By 1859, it became a licensed hotel and in 1886, it was reborn as a palatial Italianate-style building, designed by local architect James Sanderson using native timber. With sweeping verandahs, elegant detailing and a life-sized stag statue poised proudly on the roof, the hotel grew into a symbol of the city’s aspirations and resilience.

However, the White Hart was never just bricks and mortar - it was a magnet for drama, intrigue and celebration. In 1893, it was the site of one of New Zealand’s most legendary holdups, when notorious highwayman Robert Wallath burst through the saloon doors on horseback, revolver drawn and rode off into history with cash and whisky in hand.

The White Hart Hotel: A Living Embodiment of the Spirit of Taranaki
 
Decades later, in the 1970s and 80s, the hotel’s walls would pulse with the thunder of live music, becoming a gritty hub for punk rock, blues and youth rebellion. Bands like Sticky Filth and The Dregs found their voice here, while the infamous Magog Motorcycle Club made it their home, bringing with them a certain rowdy mystique that only deepened the White Hart’s mythology.
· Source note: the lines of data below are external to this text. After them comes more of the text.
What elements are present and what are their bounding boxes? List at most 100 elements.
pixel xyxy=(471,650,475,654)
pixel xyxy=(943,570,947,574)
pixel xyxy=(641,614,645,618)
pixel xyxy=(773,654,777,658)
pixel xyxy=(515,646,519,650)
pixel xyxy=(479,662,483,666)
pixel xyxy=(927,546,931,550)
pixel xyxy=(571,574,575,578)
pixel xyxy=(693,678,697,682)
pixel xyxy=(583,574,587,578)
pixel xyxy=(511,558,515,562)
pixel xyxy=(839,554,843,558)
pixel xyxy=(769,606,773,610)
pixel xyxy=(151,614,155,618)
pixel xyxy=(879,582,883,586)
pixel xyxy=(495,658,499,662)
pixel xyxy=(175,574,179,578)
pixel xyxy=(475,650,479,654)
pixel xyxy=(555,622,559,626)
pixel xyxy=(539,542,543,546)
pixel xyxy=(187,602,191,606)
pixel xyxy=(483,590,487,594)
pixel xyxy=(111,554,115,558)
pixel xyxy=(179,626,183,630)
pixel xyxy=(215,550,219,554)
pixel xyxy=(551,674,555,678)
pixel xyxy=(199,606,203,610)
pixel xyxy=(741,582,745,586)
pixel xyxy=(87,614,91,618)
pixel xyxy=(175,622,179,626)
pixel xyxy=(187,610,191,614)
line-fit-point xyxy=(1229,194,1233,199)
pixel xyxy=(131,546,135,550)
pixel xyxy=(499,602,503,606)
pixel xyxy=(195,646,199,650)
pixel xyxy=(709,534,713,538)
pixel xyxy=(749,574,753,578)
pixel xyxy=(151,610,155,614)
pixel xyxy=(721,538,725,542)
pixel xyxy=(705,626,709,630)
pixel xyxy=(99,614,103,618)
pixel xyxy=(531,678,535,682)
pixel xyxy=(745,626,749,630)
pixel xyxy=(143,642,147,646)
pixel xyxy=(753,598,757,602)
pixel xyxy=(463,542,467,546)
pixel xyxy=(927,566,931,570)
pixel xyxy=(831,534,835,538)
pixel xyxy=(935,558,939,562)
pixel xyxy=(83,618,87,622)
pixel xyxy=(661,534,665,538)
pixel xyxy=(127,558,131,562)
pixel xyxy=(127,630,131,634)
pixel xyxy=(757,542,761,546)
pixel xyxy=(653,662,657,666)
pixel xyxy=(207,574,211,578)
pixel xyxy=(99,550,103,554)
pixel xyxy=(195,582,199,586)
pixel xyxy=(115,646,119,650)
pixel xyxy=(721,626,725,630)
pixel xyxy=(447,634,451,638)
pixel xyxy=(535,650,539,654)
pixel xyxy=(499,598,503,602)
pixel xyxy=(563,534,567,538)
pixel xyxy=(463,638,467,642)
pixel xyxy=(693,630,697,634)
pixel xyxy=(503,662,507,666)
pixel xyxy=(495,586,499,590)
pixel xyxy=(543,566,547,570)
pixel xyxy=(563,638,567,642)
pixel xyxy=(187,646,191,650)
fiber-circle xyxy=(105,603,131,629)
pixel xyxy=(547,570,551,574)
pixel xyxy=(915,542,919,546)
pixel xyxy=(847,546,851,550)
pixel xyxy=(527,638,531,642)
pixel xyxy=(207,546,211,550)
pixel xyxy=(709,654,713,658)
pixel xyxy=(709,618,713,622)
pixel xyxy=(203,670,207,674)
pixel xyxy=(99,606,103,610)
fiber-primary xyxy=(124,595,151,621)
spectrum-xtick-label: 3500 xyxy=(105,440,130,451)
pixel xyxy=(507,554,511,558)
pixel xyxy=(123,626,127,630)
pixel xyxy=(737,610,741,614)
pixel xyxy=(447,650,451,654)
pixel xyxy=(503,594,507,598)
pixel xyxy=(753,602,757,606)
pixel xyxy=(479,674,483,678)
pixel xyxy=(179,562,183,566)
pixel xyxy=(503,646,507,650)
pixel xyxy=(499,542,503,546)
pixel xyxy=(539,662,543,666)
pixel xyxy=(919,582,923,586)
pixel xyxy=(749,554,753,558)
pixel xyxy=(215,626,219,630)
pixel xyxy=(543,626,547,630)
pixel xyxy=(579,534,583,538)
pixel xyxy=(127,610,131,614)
By the turn of the 21st Century, the building had faded. Its once-proud façade was crumbling, the interior falling into disrepair. Yet beneath the layers of wear, something precious remained. Recognising its cultural and historical worth, local visionaries Harvey Dunlop and Jeremy Thomson took a leap of faith in 2002 and purchased the dilapidated hotel. What followed was a remarkable resurrection. Working with award-winning architects, they embarked on an ambitious restoration that honoured the past while welcoming the future.
 
The White Hart Hotel: A Living Embodiment of the Spirit of Taranaki

The result was a masterclass in adaptive reuse. The building’s original bones - its timber beams, heritage façades and cobbled laneways - were lovingly preserved. New life was breathed in through modern design: a glass-roofed courtyard now glows between the walls, public dining spaces spill out onto the street and light streams through the upper verandahs where revelry once reigned. The White Hart was no longer a shadow of its former self - it had been reborn.

Today, the hotel is the heartbeat of New Plymouth’s cultural precinct. Its courtyard hums with conversation, the scent of espresso and wood-fired fare drifting from Public Catering Co. Inside the historic Snug Lounge, velvet armchairs and an open fire invite intimate moments under the same timber ceiling that once echoed with punk riffs. Beyond the food and drink, boutique retail spaces and creative offices nestle within, blending tradition and innovation in every corner.
 
The White Hart Hotel: A Living Embodiment of the Spirit of Taranaki

To visit the White Hart is to step into the story of New Plymouth itself. Every weather-worn panel, every flourish of carved woodwork, every echo in its corridors tells a tale of bold settlers, wild nights, near ruin and fierce revival. It is a place of memory and momentum - a symbol of what it means to cherish the past while embracing the future. In the White Hart, history is not just remembered - it’s lived, every day.
 
Editor's Note: As a proud Taranaki native, the White Hart was where we would head after a day at the newspaper office to unwind and recap the week that had been. When the newspaper held its 10-year reunion after it closed down...where did we head for a cheeky Espresso Martini?